IndyCar's time at Michigan did not end on a good note. The final two races were delayed by rain. It was a two-hour delay in 2006 and a four-hour delay in 2007. The latter race got bumped from ESPN2 to ESPN Classic. Though the racing wasn't bad, the draw wasn't there. The 2007 race had a pretty good battle between Franchitti and Dan Wheldon. Then there was the infamous accident that turned Franchitti's car into a kite and took out four of the top five cars. Once that accident was cleaned up the race did end with a five-car, 30-lap fight for the victory between Kanaan, Marco Andretti, Danica Patrick, Scott Sharp and Kosuka Matsuura. Patrick's shot at victory was dashed when she had to pit for a tire puncture. Kanaan proved to have the best car of those five and led the final 27 laps and he held off Andretti at the line by 0.0595 seconds.
After going back and watching pieces of those Michigan races, part of me feels like going to Michigan would benefit IndyCar. I have said before the current IndyCar schedule is at a good place with its arrangement of road courses, street courses and ovals but the speed and spectacle of big ovals is what gets the attention of people. The Indianapolis 500 has been great in the DW12-era and Fontana put on really great races every year it hosted a race in the DW12-era. The 2015 Fontana race might be one of the ten greatest IndyCar races of all-time. Why wouldn't IndyCar want to have two or three 220 MPH chess matches over 500 miles instead of just one at the end of May? Some might want to keep the Indianapolis 500 sacred but having a few breathtaking races a season wouldn't be a bad thing. It isn't realistic to have eight or ten or 12 races like that every season in IndyCar but three wouldn't be asking for much.
There isn't really a place for Michigan on the current IndyCar schedule. The series is in the midst of a two-week summer break but NASCAR is heading to the track in ten days and it wouldn't make sense to host IndyCar one week and NASCAR the next. July is already packed for IndyCar and the first NASCAR race at Michigan is Father's Day weekend. After the summer break IndyCar runs three consecutive weeks before ending the season on the third Sunday in September at Sonoma. I am not sure the series could go to Michigan for the season finale on the final weekend of September or in early October and draw a crowd. It is hard to compete during football season. Tracks struggle to get people through the turnstiles and the networks struggle to get people to tune into a race when football is in action.

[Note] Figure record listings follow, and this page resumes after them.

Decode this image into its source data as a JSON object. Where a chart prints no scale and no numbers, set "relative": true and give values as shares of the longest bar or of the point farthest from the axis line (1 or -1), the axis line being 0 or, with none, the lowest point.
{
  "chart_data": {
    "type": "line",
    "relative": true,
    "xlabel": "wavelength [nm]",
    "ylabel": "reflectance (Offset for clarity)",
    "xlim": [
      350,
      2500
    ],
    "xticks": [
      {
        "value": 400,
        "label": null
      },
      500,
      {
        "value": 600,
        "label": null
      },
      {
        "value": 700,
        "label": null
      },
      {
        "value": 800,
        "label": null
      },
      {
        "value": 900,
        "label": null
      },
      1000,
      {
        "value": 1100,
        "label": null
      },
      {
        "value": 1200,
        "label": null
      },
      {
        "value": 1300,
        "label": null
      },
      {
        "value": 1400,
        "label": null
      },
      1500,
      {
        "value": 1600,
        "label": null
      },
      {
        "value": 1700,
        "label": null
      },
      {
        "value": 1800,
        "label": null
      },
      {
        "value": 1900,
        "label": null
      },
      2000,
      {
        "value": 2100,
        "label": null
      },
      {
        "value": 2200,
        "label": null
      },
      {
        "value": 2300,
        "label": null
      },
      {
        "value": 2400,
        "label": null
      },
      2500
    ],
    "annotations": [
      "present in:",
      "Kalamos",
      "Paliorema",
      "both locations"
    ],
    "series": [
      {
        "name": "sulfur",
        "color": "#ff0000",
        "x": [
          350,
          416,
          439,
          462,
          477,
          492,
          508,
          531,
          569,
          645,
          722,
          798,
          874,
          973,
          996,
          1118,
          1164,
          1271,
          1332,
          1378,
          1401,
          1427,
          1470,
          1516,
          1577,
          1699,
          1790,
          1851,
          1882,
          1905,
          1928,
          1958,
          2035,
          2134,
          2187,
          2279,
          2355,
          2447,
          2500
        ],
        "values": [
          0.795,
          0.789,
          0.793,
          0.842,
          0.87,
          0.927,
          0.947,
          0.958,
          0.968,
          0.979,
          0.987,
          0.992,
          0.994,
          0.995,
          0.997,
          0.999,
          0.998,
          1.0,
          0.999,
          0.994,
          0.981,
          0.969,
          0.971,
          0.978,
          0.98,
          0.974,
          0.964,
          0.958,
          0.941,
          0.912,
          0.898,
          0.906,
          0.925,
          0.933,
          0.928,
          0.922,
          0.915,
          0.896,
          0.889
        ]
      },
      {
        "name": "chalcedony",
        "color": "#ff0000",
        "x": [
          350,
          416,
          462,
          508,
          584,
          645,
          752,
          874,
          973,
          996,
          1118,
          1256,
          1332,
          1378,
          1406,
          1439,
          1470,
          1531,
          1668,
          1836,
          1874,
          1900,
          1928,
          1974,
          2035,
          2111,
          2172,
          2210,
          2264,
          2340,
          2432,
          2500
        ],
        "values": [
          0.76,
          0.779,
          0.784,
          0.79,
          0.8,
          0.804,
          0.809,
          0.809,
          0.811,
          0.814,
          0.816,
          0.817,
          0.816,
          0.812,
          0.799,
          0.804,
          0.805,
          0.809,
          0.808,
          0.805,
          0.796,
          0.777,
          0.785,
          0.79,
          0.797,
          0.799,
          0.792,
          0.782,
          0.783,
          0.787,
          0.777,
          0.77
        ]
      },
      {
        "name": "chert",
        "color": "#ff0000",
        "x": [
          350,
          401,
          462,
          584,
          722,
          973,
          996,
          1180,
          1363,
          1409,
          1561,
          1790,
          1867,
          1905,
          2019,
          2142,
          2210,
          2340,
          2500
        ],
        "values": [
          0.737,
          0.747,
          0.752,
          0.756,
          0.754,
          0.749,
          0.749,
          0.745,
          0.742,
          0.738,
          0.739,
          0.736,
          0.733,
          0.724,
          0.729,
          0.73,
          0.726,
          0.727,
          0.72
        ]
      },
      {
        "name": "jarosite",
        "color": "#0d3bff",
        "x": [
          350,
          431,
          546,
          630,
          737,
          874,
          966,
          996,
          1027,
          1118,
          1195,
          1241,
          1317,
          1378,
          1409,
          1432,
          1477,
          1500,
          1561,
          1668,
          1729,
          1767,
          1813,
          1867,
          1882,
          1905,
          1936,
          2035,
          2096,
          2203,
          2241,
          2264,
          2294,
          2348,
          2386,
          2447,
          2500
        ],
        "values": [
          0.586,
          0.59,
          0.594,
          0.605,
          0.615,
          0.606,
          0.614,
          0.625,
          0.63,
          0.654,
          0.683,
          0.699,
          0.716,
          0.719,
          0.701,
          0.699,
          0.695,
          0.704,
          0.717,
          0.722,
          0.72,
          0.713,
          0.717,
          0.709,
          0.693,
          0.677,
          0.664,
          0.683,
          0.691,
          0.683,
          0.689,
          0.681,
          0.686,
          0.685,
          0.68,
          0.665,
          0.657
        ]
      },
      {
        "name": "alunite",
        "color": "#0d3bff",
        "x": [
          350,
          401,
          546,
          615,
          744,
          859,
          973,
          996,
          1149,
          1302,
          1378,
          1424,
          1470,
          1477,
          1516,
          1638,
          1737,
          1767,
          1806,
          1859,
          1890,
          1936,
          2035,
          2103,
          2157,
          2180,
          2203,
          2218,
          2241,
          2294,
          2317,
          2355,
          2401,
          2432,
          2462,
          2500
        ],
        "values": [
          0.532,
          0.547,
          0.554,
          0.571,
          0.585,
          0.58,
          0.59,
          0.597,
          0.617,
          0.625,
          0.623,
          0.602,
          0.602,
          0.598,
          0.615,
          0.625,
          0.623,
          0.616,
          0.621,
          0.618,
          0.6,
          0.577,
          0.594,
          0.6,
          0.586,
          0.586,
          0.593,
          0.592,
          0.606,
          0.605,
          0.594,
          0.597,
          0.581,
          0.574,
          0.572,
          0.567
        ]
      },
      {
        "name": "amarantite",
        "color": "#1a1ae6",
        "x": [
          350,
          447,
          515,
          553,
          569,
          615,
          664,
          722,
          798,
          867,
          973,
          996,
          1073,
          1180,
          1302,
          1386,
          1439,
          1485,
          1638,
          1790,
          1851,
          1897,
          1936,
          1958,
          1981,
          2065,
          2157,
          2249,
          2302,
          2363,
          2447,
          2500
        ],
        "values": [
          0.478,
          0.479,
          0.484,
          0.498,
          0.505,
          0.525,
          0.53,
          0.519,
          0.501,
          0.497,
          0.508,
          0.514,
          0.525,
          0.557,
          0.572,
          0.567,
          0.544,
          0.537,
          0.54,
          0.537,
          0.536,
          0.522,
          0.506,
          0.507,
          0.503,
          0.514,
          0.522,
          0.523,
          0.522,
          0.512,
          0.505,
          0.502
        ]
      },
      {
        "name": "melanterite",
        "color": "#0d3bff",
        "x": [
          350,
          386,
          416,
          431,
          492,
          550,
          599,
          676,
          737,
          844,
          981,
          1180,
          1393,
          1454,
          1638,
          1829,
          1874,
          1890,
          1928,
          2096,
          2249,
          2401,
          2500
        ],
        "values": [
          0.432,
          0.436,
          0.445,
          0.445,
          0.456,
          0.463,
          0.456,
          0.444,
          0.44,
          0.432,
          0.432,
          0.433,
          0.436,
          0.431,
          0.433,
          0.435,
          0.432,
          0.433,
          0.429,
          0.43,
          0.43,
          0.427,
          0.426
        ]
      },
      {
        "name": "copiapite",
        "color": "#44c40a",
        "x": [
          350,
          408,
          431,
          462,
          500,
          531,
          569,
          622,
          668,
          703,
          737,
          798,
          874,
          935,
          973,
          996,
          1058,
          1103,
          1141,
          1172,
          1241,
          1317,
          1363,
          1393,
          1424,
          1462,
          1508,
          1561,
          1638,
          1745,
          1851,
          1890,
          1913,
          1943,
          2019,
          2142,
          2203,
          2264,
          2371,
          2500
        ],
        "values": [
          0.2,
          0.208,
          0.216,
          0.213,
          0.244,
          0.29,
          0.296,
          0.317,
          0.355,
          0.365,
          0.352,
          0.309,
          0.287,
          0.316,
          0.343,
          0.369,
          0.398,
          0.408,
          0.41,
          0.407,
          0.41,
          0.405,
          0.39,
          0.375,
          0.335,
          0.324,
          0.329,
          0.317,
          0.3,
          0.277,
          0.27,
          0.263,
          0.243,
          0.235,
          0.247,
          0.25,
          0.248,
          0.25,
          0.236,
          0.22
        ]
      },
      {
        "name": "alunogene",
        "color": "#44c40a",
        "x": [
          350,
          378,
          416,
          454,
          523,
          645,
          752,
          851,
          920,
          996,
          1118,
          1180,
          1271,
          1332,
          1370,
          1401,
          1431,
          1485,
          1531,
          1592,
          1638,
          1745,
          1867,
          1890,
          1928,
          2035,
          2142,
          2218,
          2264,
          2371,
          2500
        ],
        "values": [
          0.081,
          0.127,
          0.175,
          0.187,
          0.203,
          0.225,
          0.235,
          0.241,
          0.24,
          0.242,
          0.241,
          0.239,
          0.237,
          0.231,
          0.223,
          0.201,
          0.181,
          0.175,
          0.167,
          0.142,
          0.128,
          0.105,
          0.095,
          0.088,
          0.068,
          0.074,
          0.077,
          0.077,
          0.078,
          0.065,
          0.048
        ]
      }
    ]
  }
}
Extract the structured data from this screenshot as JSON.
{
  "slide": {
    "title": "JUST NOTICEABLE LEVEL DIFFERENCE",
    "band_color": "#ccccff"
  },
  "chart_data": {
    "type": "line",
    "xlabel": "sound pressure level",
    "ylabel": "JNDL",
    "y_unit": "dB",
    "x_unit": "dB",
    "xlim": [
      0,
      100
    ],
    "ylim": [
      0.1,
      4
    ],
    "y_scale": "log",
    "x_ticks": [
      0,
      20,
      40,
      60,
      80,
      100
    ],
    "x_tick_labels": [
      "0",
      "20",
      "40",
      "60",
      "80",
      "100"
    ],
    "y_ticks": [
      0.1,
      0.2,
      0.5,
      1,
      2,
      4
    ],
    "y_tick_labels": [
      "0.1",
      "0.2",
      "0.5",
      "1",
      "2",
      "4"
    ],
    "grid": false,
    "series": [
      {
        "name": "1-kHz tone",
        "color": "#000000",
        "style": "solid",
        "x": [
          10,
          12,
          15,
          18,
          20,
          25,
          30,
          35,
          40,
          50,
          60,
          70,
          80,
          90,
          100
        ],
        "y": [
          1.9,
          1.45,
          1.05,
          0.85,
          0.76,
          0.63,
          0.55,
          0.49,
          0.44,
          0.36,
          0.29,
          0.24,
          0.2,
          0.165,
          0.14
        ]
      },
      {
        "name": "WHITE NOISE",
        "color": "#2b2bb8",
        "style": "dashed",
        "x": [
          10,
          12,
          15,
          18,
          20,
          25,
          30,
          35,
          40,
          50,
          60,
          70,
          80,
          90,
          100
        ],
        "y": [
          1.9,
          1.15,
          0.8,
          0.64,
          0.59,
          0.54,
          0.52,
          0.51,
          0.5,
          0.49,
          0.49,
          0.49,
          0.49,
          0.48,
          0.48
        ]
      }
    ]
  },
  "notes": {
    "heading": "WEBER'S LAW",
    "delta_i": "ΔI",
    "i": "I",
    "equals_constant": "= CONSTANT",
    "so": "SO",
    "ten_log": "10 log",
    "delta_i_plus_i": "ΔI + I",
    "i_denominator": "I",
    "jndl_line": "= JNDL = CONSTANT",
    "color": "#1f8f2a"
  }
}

Next year, Michigan International Speedway celebrates its 50th anniversary and it doesn't appear IndyCar will be on the guest list for the celebration but that doesn't mean IndyCar will never return. I am more optimistic about IndyCar one day returning to Michigan than I am Cleveland. For starters, Michigan is a permanent track and has two NASCAR dates keeping the doors open. Chevrolet is invested in the doubleheader at Belle Isle, which seems to suggest that it wouldn't want a race at Michigan but maybe IndyCar continues to grow a bit and the manufacture decides it is worth it to support a second outing down the road at the two-mile oval along with the street course event. Until that day comes, if it ever does, we at least have plenty of videos of slingshot passes aided by the Hanford device to keep us satisfied.